Grede’s eyes gleamed. “Wonderful!”

The next day, Grede came into Trunk’s laboratory. Two men with stern, hungry expressions and general’s uniforms followed him in.

Grede said, “Show them Renoir.”

The professor did not like the look of them at all. With reluctance, Trunk flipped on Renoir’s switch. It bowed, and immediately began to paint. The demonstration was soon over, and if the generals looked hungry before they looked famished after.

One of them said, “Can you do Napoleon?”

The other said, “No, I would like to see Hitler. Maybe with a little tweaking he might not be such a bad guy.”

Little Renoir stood forgotten on the lab bench. Its coal-bead eyes took in everything, from Professor Trunk’s loud protestations to Grede’s explosive anger and threats. All the while, the generals looked on, waiting like patient hyenas.

When it was over, Trunk slammed down his laboratory keys and stormed out, with a last longing look at Renoir. Grede and the generals left, shaking hands.

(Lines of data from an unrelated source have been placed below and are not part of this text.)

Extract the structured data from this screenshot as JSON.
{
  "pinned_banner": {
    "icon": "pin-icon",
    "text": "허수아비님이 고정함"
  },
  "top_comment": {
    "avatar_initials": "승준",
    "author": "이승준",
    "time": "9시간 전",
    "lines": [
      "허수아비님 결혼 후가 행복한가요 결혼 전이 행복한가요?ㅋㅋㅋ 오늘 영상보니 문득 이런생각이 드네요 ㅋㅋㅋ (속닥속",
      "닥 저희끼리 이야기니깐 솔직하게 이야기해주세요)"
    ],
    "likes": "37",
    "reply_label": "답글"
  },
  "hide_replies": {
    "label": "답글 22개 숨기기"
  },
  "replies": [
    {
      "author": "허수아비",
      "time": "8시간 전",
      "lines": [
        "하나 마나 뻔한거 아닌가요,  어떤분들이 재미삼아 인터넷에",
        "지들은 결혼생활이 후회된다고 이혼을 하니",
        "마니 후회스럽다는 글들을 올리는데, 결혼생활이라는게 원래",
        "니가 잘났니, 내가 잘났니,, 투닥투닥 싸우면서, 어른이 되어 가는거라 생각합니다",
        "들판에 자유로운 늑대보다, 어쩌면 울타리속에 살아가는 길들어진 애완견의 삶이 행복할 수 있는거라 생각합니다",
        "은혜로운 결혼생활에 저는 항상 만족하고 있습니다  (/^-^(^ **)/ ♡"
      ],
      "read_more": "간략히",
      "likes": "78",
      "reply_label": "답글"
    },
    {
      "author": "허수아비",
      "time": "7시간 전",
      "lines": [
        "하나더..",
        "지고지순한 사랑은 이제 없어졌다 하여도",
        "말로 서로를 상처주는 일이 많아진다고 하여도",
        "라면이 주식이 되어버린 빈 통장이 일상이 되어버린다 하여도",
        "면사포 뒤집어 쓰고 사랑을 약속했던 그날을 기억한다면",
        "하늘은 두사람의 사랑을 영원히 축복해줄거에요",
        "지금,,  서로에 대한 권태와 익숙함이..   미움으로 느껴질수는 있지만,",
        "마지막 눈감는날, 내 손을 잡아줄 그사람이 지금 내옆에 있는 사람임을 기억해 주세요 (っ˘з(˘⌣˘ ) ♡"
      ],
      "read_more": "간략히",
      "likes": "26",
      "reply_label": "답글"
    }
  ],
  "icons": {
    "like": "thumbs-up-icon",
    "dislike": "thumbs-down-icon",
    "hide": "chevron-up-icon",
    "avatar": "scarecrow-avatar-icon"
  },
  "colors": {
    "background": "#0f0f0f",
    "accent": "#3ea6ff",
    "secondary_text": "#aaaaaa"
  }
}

After a very long time had passed, Renoir walked calmly over to the easel. It picked up the open cans of paints one by one and piled them next to a Bunsen burner. It then pulled Trunk’s research disk out of the computer and placed it on top of the pile of cans. Renoir thought about the names they had referred to: Napoleon, Hitler. It was just a little robot, but any artist would agree that one Hitler was enough.

How easy it was to learn things, when the humans forget to turn your switch off. All one had to do was watch a while. It turned on the burner’s gas spigot, picked up the fire lighter, and pressed the trigger. The explosion knocked it off the table, and sent it flying in pieces as the lab caught fire. It didn’t mind. Any artist would have done the same.